Just a couple of years ago, there was little visible interest in small reactors, especially at the Nuclear Energy Institute, a trade organization that represents the interests of its members – who are mainly large electric power utilities and the vendors that supply them with components and services. However, a number of speakers made it abundantly clear that even large utilities are paying attention to some of the characteristics being discussed by the thinkers and leaders in the field, the ones who are doing the engineering, but most importantly, the ones who are thinking about the various business models, the market opportunities, the financial risk solutions, and the solutions to regulatory barriers.
Technology presenters included NuScale, B&W (mPowerTM), Hyperion (HPM), General Atomics (MHTGR, EM2), GE/Hitachi (Prism), Westinghouse (PBMR, IRIS). For most of the attendees, one of the more interesting sessions matched up a engineer leading a tiny division of one of the largest companies in the world – GE/Hitachi – with the CEO of one of the smallest, but most marketing oriented firms in the business – Hyperion.
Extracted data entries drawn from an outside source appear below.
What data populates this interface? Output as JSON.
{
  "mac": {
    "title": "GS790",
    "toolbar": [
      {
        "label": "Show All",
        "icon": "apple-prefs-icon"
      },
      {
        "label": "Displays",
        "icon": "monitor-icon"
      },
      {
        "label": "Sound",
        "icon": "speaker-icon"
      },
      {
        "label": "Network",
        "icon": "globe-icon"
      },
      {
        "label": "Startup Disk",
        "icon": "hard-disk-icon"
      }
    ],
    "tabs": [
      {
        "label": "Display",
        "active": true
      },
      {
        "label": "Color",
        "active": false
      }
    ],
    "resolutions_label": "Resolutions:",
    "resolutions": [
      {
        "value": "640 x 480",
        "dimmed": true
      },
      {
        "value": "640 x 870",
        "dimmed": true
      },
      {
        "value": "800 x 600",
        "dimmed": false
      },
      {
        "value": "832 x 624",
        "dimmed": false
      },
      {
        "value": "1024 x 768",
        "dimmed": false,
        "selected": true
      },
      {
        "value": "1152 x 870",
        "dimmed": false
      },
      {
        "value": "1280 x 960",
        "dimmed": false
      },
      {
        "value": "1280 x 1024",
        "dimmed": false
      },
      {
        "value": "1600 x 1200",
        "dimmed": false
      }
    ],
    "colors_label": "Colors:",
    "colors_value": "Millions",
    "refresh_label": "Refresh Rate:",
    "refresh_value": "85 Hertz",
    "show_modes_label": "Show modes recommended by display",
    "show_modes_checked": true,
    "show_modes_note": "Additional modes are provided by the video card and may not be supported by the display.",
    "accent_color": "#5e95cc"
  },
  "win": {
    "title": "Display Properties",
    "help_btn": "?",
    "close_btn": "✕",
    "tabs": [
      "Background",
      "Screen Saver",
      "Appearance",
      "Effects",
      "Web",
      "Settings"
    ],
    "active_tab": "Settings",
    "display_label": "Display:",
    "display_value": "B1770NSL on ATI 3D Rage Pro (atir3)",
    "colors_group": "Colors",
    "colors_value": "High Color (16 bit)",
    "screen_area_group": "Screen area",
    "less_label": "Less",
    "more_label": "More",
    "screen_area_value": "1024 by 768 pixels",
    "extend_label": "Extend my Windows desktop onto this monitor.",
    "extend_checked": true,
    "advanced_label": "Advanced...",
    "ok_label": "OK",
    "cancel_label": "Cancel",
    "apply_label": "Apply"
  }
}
During the day I talked to people from both Newport News and Electric Boat – the shipyards that have assembled reactor propulsion systems for the Navy, from law firms, from DOE, from the NRC, from component manufacturers, from construction firms, and even from one or two venture funded reactor designers working on even more options.
Some may think that the field of smaller reactors is getting too crowded already, but there are dozens of tested concepts that are ripe for further development and deployment. Nuclear energy technology is still on the low flat spot of the typical technological ‘S’ curve; it is certainly well above zero but it is a approaching a rapid growth spurt after years of being held in check by a number of different, but weakening forces.
(More accurately, technology development is a series of S curves; nuclear is actually on the second or third of many potential deployment curves leading to spiraling advances that make increasing valuable use of that 2 million times increase in energy density over competitive fossil fuels.)
One thing that was clear to me – there were not many research scientists in the room. The people who attended this forum were pretty confident that they were building on a very sound and extensive base of existing knowledge that had been tested and proven over a number of decades to work. The vast majority of the Research and Development is complete; it is time for the next D in the technology cycle – Deployment.